En attendant, le Conseil fédéral a adopté une déclaration dans laquelle il affirme en particulier que le Conseil européen de Laeken doit relancer le débat sur l'avenir de l'Europe "avec un mandat assez ouvert et ambitieux, en définissant son contenu, sa méthode et le calendrier, mais aussi (...) les contours de ce que devrait être l'Union et son système institutionnel après l'élargissement". "Il est temps de définir un véritable projet politique pour l'Europe", indique le Mouvement européen international, qui "s'engage à présenter en temps utile ses idées et ses propositions précises en ce qui concerne un modèle fédéral européen applicable à notre Union élargie et ainsi nourrir les travaux de la Convention". Celle-ci, selon la déclaration, "doit aboutir à l'adoption d'un projet cohérent et complet, une Constitution pour l'Union devant être l'objectif de la Conférence intergouvernementale de 2003". La déclaration évoque, dans un autre passage faisant une synthèse des deux grands tendances, la "finalité fédérale", en indiquant qu'elle doit être formulée d'une manière correspondant aux "exigences de l'unité et à la diversité des cultures politiques en Europe".

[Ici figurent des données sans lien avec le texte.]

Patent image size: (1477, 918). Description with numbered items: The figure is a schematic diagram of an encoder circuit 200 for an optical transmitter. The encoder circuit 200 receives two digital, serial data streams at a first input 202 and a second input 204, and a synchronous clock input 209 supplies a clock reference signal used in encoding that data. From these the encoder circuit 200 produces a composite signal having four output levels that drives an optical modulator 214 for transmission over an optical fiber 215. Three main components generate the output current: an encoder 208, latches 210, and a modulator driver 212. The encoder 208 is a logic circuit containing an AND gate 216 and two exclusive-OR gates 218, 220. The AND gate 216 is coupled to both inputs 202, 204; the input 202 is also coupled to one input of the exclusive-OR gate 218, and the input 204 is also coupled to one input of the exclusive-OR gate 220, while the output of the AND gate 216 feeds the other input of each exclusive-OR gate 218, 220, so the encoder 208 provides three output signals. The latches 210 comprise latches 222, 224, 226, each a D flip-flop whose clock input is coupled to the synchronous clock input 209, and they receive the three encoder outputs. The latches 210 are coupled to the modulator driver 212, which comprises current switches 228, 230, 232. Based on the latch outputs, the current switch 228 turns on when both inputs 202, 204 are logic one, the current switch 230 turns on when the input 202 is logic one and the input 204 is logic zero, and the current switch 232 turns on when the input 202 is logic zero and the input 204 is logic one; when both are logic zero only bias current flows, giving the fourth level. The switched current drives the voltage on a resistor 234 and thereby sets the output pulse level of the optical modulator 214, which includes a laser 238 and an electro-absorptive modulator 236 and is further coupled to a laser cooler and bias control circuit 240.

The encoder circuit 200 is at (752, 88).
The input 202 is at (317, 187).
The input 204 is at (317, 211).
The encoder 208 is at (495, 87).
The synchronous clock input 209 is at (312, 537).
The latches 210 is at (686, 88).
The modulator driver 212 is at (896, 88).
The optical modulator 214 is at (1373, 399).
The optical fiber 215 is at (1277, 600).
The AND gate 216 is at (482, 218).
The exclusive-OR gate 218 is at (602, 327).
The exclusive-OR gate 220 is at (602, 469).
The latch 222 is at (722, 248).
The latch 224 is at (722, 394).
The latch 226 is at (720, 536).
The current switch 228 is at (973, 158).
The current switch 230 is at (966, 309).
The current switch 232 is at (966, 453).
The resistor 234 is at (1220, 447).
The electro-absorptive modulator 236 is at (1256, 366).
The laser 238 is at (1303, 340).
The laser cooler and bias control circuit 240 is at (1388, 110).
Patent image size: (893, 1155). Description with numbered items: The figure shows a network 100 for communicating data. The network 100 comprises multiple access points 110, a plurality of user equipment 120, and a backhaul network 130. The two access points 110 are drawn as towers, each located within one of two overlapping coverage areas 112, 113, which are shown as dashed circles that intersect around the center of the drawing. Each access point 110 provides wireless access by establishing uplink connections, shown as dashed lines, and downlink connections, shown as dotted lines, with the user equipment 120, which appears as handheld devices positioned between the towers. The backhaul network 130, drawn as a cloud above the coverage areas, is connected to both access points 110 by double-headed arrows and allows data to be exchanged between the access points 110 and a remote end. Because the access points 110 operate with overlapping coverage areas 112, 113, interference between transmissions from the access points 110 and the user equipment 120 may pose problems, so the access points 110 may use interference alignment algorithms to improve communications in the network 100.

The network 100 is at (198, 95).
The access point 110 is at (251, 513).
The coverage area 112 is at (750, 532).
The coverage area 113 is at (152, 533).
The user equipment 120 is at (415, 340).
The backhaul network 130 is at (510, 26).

Devant le Conseil fédéral, Pier Virgilio Dastoli, Secrétaire sortant du Mouvement européen international (et qui a été désigné Secrétaire général honoraire et confirmé dans ses fonctions de président d'une commission "société civile et monde académique"), a présenté son "rapport moral" , dans lequel il fait un bilan de six ans, en mettant l'accent en particulier le Congrès de La Haye de mai 1998, sous la présidence de Mario Soares, et la création du Forum permanent de la société civile européenne et de "The Academic Agora on the Future of Europe" présidé par Jean-Victor Louis. Dans son rapport, M. Dastoli (qui a été pendant des années le collaborateur le plus proche d'Altiero Spinelli) regrette que, sur la Constitution et le fédéralisme, l'attitude du Mouvement européen ait été longtemps "excessivement frileuse", tout en constatant que, après le Congrès de La Haye, "nous avons passé le Rubicon et nous avons demandé sans ambiguïté une Constitution pour l'Europe" et que, lors de la révision des statuts, "nous avons mis dans notre ADN le caractère fédéral -sans adjectifs, démonstratifs ou diminutifs- de notre bataille politique".

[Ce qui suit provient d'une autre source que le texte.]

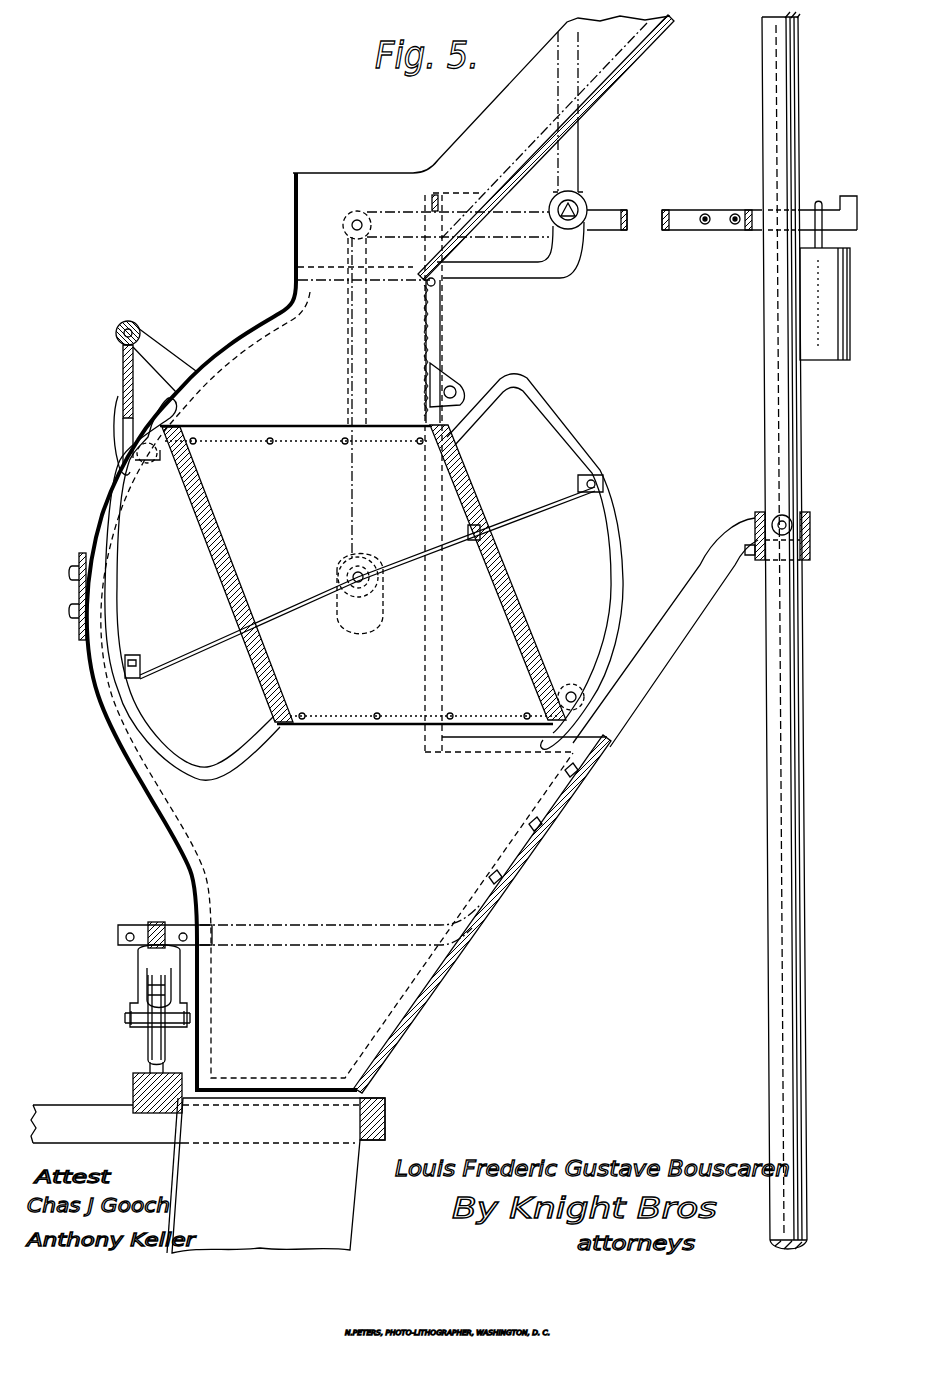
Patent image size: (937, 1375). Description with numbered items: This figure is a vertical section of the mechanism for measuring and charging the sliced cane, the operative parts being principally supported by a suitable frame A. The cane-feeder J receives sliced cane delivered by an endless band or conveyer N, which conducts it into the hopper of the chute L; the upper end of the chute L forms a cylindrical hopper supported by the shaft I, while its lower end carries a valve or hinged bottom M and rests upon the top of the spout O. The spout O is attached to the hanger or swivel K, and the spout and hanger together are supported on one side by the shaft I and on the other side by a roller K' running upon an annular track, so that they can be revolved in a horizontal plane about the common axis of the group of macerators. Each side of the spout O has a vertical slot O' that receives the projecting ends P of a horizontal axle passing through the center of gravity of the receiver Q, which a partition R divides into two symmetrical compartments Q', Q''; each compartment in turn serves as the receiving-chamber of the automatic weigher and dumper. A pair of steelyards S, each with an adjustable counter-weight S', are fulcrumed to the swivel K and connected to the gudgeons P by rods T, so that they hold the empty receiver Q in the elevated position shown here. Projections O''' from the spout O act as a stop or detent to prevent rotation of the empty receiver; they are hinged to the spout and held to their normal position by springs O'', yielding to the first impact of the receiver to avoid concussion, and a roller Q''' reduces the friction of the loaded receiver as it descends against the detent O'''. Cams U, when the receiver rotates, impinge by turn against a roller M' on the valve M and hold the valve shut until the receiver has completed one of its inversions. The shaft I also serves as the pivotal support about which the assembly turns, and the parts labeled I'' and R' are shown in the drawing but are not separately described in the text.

The shaft I is at (784, 630).
The pivot pin I'' is at (423, 308).
The cane-feeder J is at (506, 502).
The hanger or swivel K is at (355, 571).
The roller K' is at (154, 1009).
The chute L is at (483, 147).
The valve or hinged bottom M is at (449, 350).
The roller M' is at (460, 381).
The endless band or conveyer N is at (276, 1175).
The spout O is at (340, 633).
The vertical slot O' is at (360, 594).
The spring O'' is at (107, 435).
The projection or detent O''' is at (145, 393).
The trunnions or gudgeons P is at (368, 582).
The receiver Q is at (383, 581).
The compartment Q' is at (315, 508).
The compartment Q'' is at (392, 664).
The roller Q''' is at (156, 469).
The partition R is at (367, 583).
The block R' is at (141, 1086).
The steelyard S is at (759, 208).
The adjustable counter-weight S' is at (825, 280).
The rod T is at (450, 473).
The cam U is at (364, 577).
The frame A is at (107, 1124).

M. Duff propose pour la présidence de la Convention Schäuble, Ruggiero ou Sutherland
Le libéral démocrate britannique Andrew Duff, membre du Parlement européen (et qui sera probablement le principal représentant du groupe libéral au sein de la future Convention, indique un communiqué), a souligné devant le Conseil fédéral que le choix du président de la Convention allait être l'une des plus importantes décisions du Sommet du Président de Laeken. "Nous avons besoin de quelqu'un qui ait une capacité pratique de présider et qui ne soit pas trop enchanté par le son de sa propre voix", a-t-il dit, en ajoutant que la Convention ne fonctionnera pas si on la considère comme "le Congrès de Vienne". Et il a ajouté: "S'il n'y a personne, au sein du Conseil européen actuel, qui est prêt à démissionner pour s'occuper de la Convention, je ne rechercherais pas d'anciens grands hommes dans les archives. Franchement, je préfèrerais quelqu'un de première classe dans la deuxième catégorie de personnalités européennes - un Wolfgang Schäuble, un Renato Ruggiero ou un Peter Sutherland - à quelqu'un de deuxième classe dans la première catégorie". (Remarquons à cet égard que certains experts ont évoqué, outre les noms de l'ancien président de la CDU, du ministre italien des Affaires étrangères et de l'ancien Commissaire européen et ancien directeur général du GATT, également celui du Commissaire européen Antonio Vitorino, qui avait participé activement aux travaux de la Convention qui a rédigé la Charte des droits fondamentaux européens).